Como quase todos os testes, também este começou pela cidade confirmando a extrema suavidade do conjunto motriz e ótima insonorização. O tejadilho em vidro isola bem do calor e a Tesla garante que dos UV também. A posição de condução é a típica do Model 3, com a frente muito baixa a fazer parecer que o condutor vai muito alto. Mas a relação entre volante, banco e pedais é boa. Críticas para a ergonomia. Não há um painel de instrumentos atrás do volante, o que obriga a desviar os olhos para o topo do monitor tátil central de 15,4”, para ver coisas tão simples como a velocidade.
O comando da transmissão também se faz através de um “slider” no canto superior esquerdo do monitor, o que não é nada prático nas manobras; junto ao retrovisor há uma duplicação das posições P, R, N, D em botões fisícos. A própria organização do sistema é pouco intuitiva, como muita informação dada por escrito, o que obriga a desviar a atenção da estrada com frequência. Por exemplo para regular a climatização. Nos momentos em que se espera que a bateria carregue há muito entretenimento disponível e também há muitos e grandes porta-objetos na consola central.
Dinâmica otimizada
A direção está bem assistida em qualquer dos três níveis, talvez até um pouco pesada para alguns. É muito direta, o que obriga a movimentos pequenos e bem calculados. O raio de viragem de 11,7 m atrapalha nas manobras e a travagem regenerativa obriga a habituação. A suspensão, no nível mais macio, é confortável se o piso não tiver irregularidades bruscas, os casquilhos novos fazem um bom trabalho nas passadeiras elevadas e em algumas bandas sonoras. A experiência de condução em cidade só difere de outras versões pela firmeza da suspensão e tato da direção. Numa condução normal em cidade, com A/C desligado, o consumo real foi de 12,8 kWh/100 km, o que equivale a uma autonomia real em cidade de 586 km.

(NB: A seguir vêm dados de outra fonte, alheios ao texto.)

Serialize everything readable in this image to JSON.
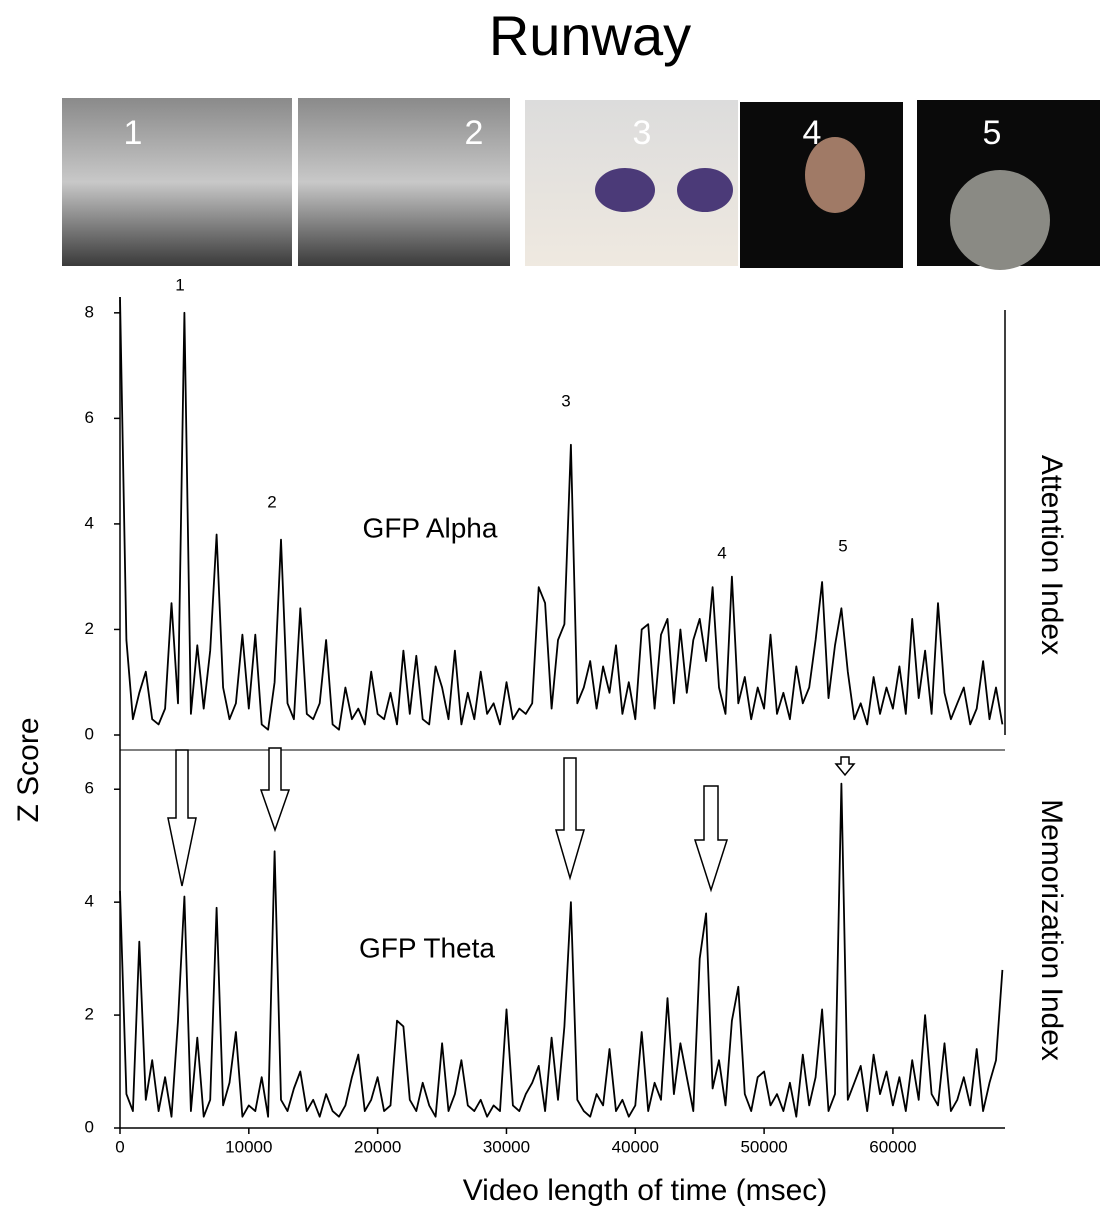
{
  "title": "Runway",
  "thumbnails": [
    "1",
    "2",
    "3",
    "4",
    "5"
  ],
  "y_label": "Z Score",
  "chart_data": [
    {
      "type": "line",
      "panel_label": "GFP Alpha",
      "side_label": "Attention Index",
      "annotations": [
        "1",
        "2",
        "3",
        "4",
        "5"
      ],
      "xlim": [
        0,
        68700
      ],
      "ylim": [
        0,
        8.3
      ],
      "yticks": [
        0,
        2,
        4,
        6,
        8
      ],
      "x": [
        0,
        500,
        1000,
        1500,
        2000,
        2500,
        3000,
        3500,
        4000,
        4500,
        5000,
        5500,
        6000,
        6500,
        7000,
        7500,
        8000,
        8500,
        9000,
        9500,
        10000,
        10500,
        11000,
        11500,
        12000,
        12500,
        13000,
        13500,
        14000,
        14500,
        15000,
        15500,
        16000,
        16500,
        17000,
        17500,
        18000,
        18500,
        19000,
        19500,
        20000,
        20500,
        21000,
        21500,
        22000,
        22500,
        23000,
        23500,
        24000,
        24500,
        25000,
        25500,
        26000,
        26500,
        27000,
        27500,
        28000,
        28500,
        29000,
        29500,
        30000,
        30500,
        31000,
        31500,
        32000,
        32500,
        33000,
        33500,
        34000,
        34500,
        35000,
        35500,
        36000,
        36500,
        37000,
        37500,
        38000,
        38500,
        39000,
        39500,
        40000,
        40500,
        41000,
        41500,
        42000,
        42500,
        43000,
        43500,
        44000,
        44500,
        45000,
        45500,
        46000,
        46500,
        47000,
        47500,
        48000,
        48500,
        49000,
        49500,
        50000,
        50500,
        51000,
        51500,
        52000,
        52500,
        53000,
        53500,
        54000,
        54500,
        55000,
        55500,
        56000,
        56500,
        57000,
        57500,
        58000,
        58500,
        59000,
        59500,
        60000,
        60500,
        61000,
        61500,
        62000,
        62500,
        63000,
        63500,
        64000,
        64500,
        65000,
        65500,
        66000,
        66500,
        67000,
        67500,
        68000,
        68500
      ],
      "series": [
        {
          "name": "GFP Alpha",
          "color": "#000000",
          "values": [
            8.3,
            1.8,
            0.3,
            0.8,
            1.2,
            0.3,
            0.2,
            0.5,
            2.5,
            0.6,
            8.0,
            0.4,
            1.7,
            0.5,
            1.6,
            3.8,
            0.9,
            0.3,
            0.6,
            1.9,
            0.5,
            1.9,
            0.2,
            0.1,
            1.0,
            3.7,
            0.6,
            0.3,
            2.4,
            0.4,
            0.3,
            0.6,
            1.8,
            0.2,
            0.1,
            0.9,
            0.3,
            0.5,
            0.2,
            1.2,
            0.4,
            0.3,
            0.8,
            0.2,
            1.6,
            0.4,
            1.5,
            0.3,
            0.2,
            1.3,
            0.9,
            0.3,
            1.6,
            0.2,
            0.8,
            0.3,
            1.2,
            0.4,
            0.6,
            0.2,
            1.0,
            0.3,
            0.5,
            0.4,
            0.6,
            2.8,
            2.5,
            0.5,
            1.8,
            2.1,
            5.5,
            0.6,
            0.9,
            1.4,
            0.5,
            1.3,
            0.8,
            1.7,
            0.4,
            1.0,
            0.3,
            2.0,
            2.1,
            0.5,
            1.9,
            2.2,
            0.6,
            2.0,
            0.8,
            1.8,
            2.2,
            1.4,
            2.8,
            0.9,
            0.4,
            3.0,
            0.6,
            1.1,
            0.3,
            0.9,
            0.5,
            1.9,
            0.4,
            0.8,
            0.3,
            1.3,
            0.6,
            0.9,
            1.8,
            2.9,
            0.7,
            1.7,
            2.4,
            1.2,
            0.3,
            0.6,
            0.2,
            1.1,
            0.4,
            0.9,
            0.5,
            1.3,
            0.4,
            2.2,
            0.7,
            1.6,
            0.4,
            2.5,
            0.8,
            0.3,
            0.6,
            0.9,
            0.2,
            0.5,
            1.4,
            0.3,
            0.9,
            0.2
          ]
        }
      ]
    },
    {
      "type": "line",
      "panel_label": "GFP Theta",
      "side_label": "Memorization Index",
      "xlabel": "Video length of time (msec)",
      "xlim": [
        0,
        68700
      ],
      "ylim": [
        0,
        6.5
      ],
      "yticks": [
        0,
        2,
        4,
        6
      ],
      "xticks": [
        0,
        10000,
        20000,
        30000,
        40000,
        50000,
        60000
      ],
      "x": [
        0,
        500,
        1000,
        1500,
        2000,
        2500,
        3000,
        3500,
        4000,
        4500,
        5000,
        5500,
        6000,
        6500,
        7000,
        7500,
        8000,
        8500,
        9000,
        9500,
        10000,
        10500,
        11000,
        11500,
        12000,
        12500,
        13000,
        13500,
        14000,
        14500,
        15000,
        15500,
        16000,
        16500,
        17000,
        17500,
        18000,
        18500,
        19000,
        19500,
        20000,
        20500,
        21000,
        21500,
        22000,
        22500,
        23000,
        23500,
        24000,
        24500,
        25000,
        25500,
        26000,
        26500,
        27000,
        27500,
        28000,
        28500,
        29000,
        29500,
        30000,
        30500,
        31000,
        31500,
        32000,
        32500,
        33000,
        33500,
        34000,
        34500,
        35000,
        35500,
        36000,
        36500,
        37000,
        37500,
        38000,
        38500,
        39000,
        39500,
        40000,
        40500,
        41000,
        41500,
        42000,
        42500,
        43000,
        43500,
        44000,
        44500,
        45000,
        45500,
        46000,
        46500,
        47000,
        47500,
        48000,
        48500,
        49000,
        49500,
        50000,
        50500,
        51000,
        51500,
        52000,
        52500,
        53000,
        53500,
        54000,
        54500,
        55000,
        55500,
        56000,
        56500,
        57000,
        57500,
        58000,
        58500,
        59000,
        59500,
        60000,
        60500,
        61000,
        61500,
        62000,
        62500,
        63000,
        63500,
        64000,
        64500,
        65000,
        65500,
        66000,
        66500,
        67000,
        67500,
        68000,
        68500
      ],
      "series": [
        {
          "name": "GFP Theta",
          "color": "#000000",
          "values": [
            4.2,
            0.6,
            0.3,
            3.3,
            0.5,
            1.2,
            0.3,
            0.9,
            0.2,
            1.9,
            4.1,
            0.3,
            1.6,
            0.2,
            0.5,
            3.9,
            0.4,
            0.8,
            1.7,
            0.2,
            0.4,
            0.3,
            0.9,
            0.2,
            4.9,
            0.5,
            0.3,
            0.7,
            1.0,
            0.3,
            0.5,
            0.2,
            0.6,
            0.3,
            0.2,
            0.4,
            0.9,
            1.3,
            0.3,
            0.5,
            0.9,
            0.3,
            0.4,
            1.9,
            1.8,
            0.5,
            0.3,
            0.8,
            0.4,
            0.2,
            1.5,
            0.3,
            0.6,
            1.2,
            0.4,
            0.3,
            0.5,
            0.2,
            0.4,
            0.3,
            2.1,
            0.4,
            0.3,
            0.6,
            0.8,
            1.1,
            0.3,
            1.6,
            0.5,
            1.8,
            4.0,
            0.5,
            0.3,
            0.2,
            0.6,
            0.4,
            1.4,
            0.3,
            0.5,
            0.2,
            0.4,
            1.7,
            0.3,
            0.8,
            0.5,
            2.3,
            0.6,
            1.5,
            0.9,
            0.3,
            3.0,
            3.8,
            0.7,
            1.2,
            0.4,
            1.9,
            2.5,
            0.6,
            0.3,
            0.9,
            1.0,
            0.4,
            0.6,
            0.3,
            0.8,
            0.2,
            1.3,
            0.4,
            0.9,
            2.1,
            0.3,
            0.6,
            6.1,
            0.5,
            0.8,
            1.1,
            0.3,
            1.3,
            0.6,
            1.0,
            0.4,
            0.9,
            0.3,
            1.2,
            0.5,
            2.0,
            0.6,
            0.4,
            1.5,
            0.3,
            0.5,
            0.9,
            0.4,
            1.4,
            0.3,
            0.8,
            1.2,
            2.8
          ]
        }
      ]
    }
  ]
}
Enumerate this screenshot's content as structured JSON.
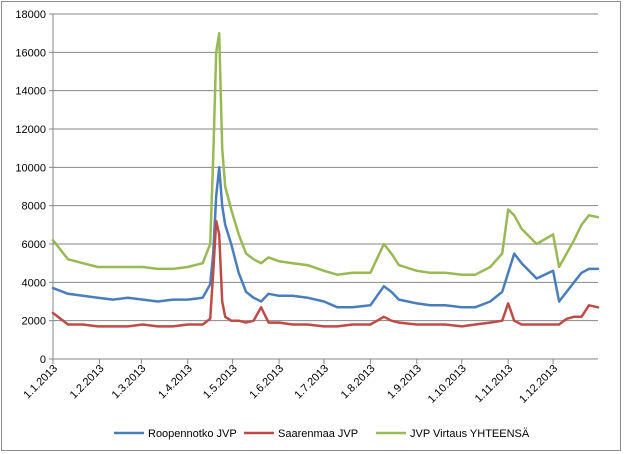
{
  "chart_data": {
    "type": "line",
    "title": "",
    "xlabel": "",
    "ylabel": "",
    "ylim": [
      0,
      18000
    ],
    "y_ticks": [
      0,
      2000,
      4000,
      6000,
      8000,
      10000,
      12000,
      14000,
      16000,
      18000
    ],
    "y_tick_labels": [
      "0",
      "2000",
      "4000",
      "6000",
      "8000",
      "10000",
      "12000",
      "14000",
      "16000",
      "18000"
    ],
    "x_tick_labels": [
      "1.1.2013",
      "1.2.2013",
      "1.3.2013",
      "1.4.2013",
      "1.5.2013",
      "1.6.2013",
      "1.7.2013",
      "1.8.2013",
      "1.9.2013",
      "1.10.2013",
      "1.11.2013",
      "1.12.2013"
    ],
    "x_tick_days": [
      0,
      31,
      59,
      90,
      120,
      151,
      181,
      212,
      243,
      273,
      304,
      334
    ],
    "x": [
      "2013-01-01",
      "2013-01-11",
      "2013-01-21",
      "2013-01-31",
      "2013-02-10",
      "2013-02-20",
      "2013-03-02",
      "2013-03-12",
      "2013-03-22",
      "2013-04-01",
      "2013-04-11",
      "2013-04-16",
      "2013-04-18",
      "2013-04-20",
      "2013-04-22",
      "2013-04-24",
      "2013-04-26",
      "2013-04-30",
      "2013-05-05",
      "2013-05-10",
      "2013-05-15",
      "2013-05-20",
      "2013-05-25",
      "2013-06-01",
      "2013-06-10",
      "2013-06-20",
      "2013-07-01",
      "2013-07-10",
      "2013-07-20",
      "2013-08-01",
      "2013-08-10",
      "2013-08-15",
      "2013-08-20",
      "2013-09-01",
      "2013-09-10",
      "2013-09-20",
      "2013-10-01",
      "2013-10-10",
      "2013-10-20",
      "2013-10-28",
      "2013-11-01",
      "2013-11-05",
      "2013-11-10",
      "2013-11-20",
      "2013-12-01",
      "2013-12-05",
      "2013-12-10",
      "2013-12-15",
      "2013-12-20",
      "2013-12-25",
      "2013-12-31"
    ],
    "series": [
      {
        "name": "Roopennotko JVP",
        "color": "#4a7ebb",
        "values": [
          3700,
          3400,
          3300,
          3200,
          3100,
          3200,
          3100,
          3000,
          3100,
          3100,
          3200,
          3900,
          5500,
          8500,
          10000,
          8000,
          7000,
          6000,
          4500,
          3500,
          3200,
          3000,
          3400,
          3300,
          3300,
          3200,
          3000,
          2700,
          2700,
          2800,
          3800,
          3500,
          3100,
          2900,
          2800,
          2800,
          2700,
          2700,
          3000,
          3500,
          4500,
          5500,
          5000,
          4200,
          4600,
          3000,
          3500,
          4000,
          4500,
          4700,
          4700
        ]
      },
      {
        "name": "Saarenmaa JVP",
        "color": "#be4b48",
        "values": [
          2400,
          1800,
          1800,
          1700,
          1700,
          1700,
          1800,
          1700,
          1700,
          1800,
          1800,
          2100,
          4500,
          7200,
          6500,
          3000,
          2200,
          2000,
          2000,
          1900,
          2000,
          2700,
          1900,
          1900,
          1800,
          1800,
          1700,
          1700,
          1800,
          1800,
          2200,
          2000,
          1900,
          1800,
          1800,
          1800,
          1700,
          1800,
          1900,
          2000,
          2900,
          2000,
          1800,
          1800,
          1800,
          1800,
          2100,
          2200,
          2200,
          2800,
          2700
        ]
      },
      {
        "name": "JVP Virtaus YHTEENSÄ",
        "color": "#98b954",
        "values": [
          6200,
          5200,
          5000,
          4800,
          4800,
          4800,
          4800,
          4700,
          4700,
          4800,
          5000,
          6000,
          10500,
          16000,
          17000,
          11000,
          9000,
          7800,
          6500,
          5500,
          5200,
          5000,
          5300,
          5100,
          5000,
          4900,
          4600,
          4400,
          4500,
          4500,
          6000,
          5500,
          4900,
          4600,
          4500,
          4500,
          4400,
          4400,
          4800,
          5500,
          7800,
          7500,
          6800,
          6000,
          6500,
          4800,
          5500,
          6200,
          7000,
          7500,
          7400
        ]
      }
    ]
  }
}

Em autoestrada, a suspensão faz um bom trabalho, tanto no modo menos amortecido como no mais amortecido, mantendo estabilidade e conforto, com uma sensação de potência disponível típica da Tesla: mal se toca no acelerador, o Performance salta para diante. Muito boa estabilidade e controlo, não se notando muito o efeito do peso, mesmo sobre lombas ou depressões. Neste terreno, o consumo real obtido a 120 km/h estabilizado foi de 18,5 kWh/100 km, o que equivale a uma autonomia real em autoestrada de 405 km. Em ambos os casos, são valores que mostram a boa eficiência do conjunto, mesmo com dois motores e uma bateria relativamente pequena de 75 kWh úteis.
Trabalho bem feito
Mas faltava o mais interessante, testar o Performance numa estrada secundária com curvas exigentes para ver se está ao nível dos rivais alemães. Começando por testar várias combinações dos parâmetros Aceleração, Suspensão e Direção, rapidamente se conclui que colocar tudo no máximo é o ideal para começar a conhecer o Performance. A aceleração é realmente muito impressionante, um hábito da marca que parece servir mais para impressionar os amigos.
Uma gestão de binário ligeiramente menos agressiva facilitaria a condução rápida, tanto mais que a direção se mostra demasiado direta, resultando num efeito um pouco nervoso nas entradas em curva feitas depressa. A atitude começa por ser neutra e termina numa atitude ligeiramente sobreviradora à saída das curvas. A aderência dos PZero é excelente, bem como a sua direcionalidade e precisão. O segundo nível de amortecimento traz um maior controlo das massas em mudanças de direção bruscas e evita a inclinação lateral excessiva. Até aqui, o Performance mostra uma atitude dinâmica precisa e amortecimento sofisticado. O Modo Pista leva tudo para outro patamar.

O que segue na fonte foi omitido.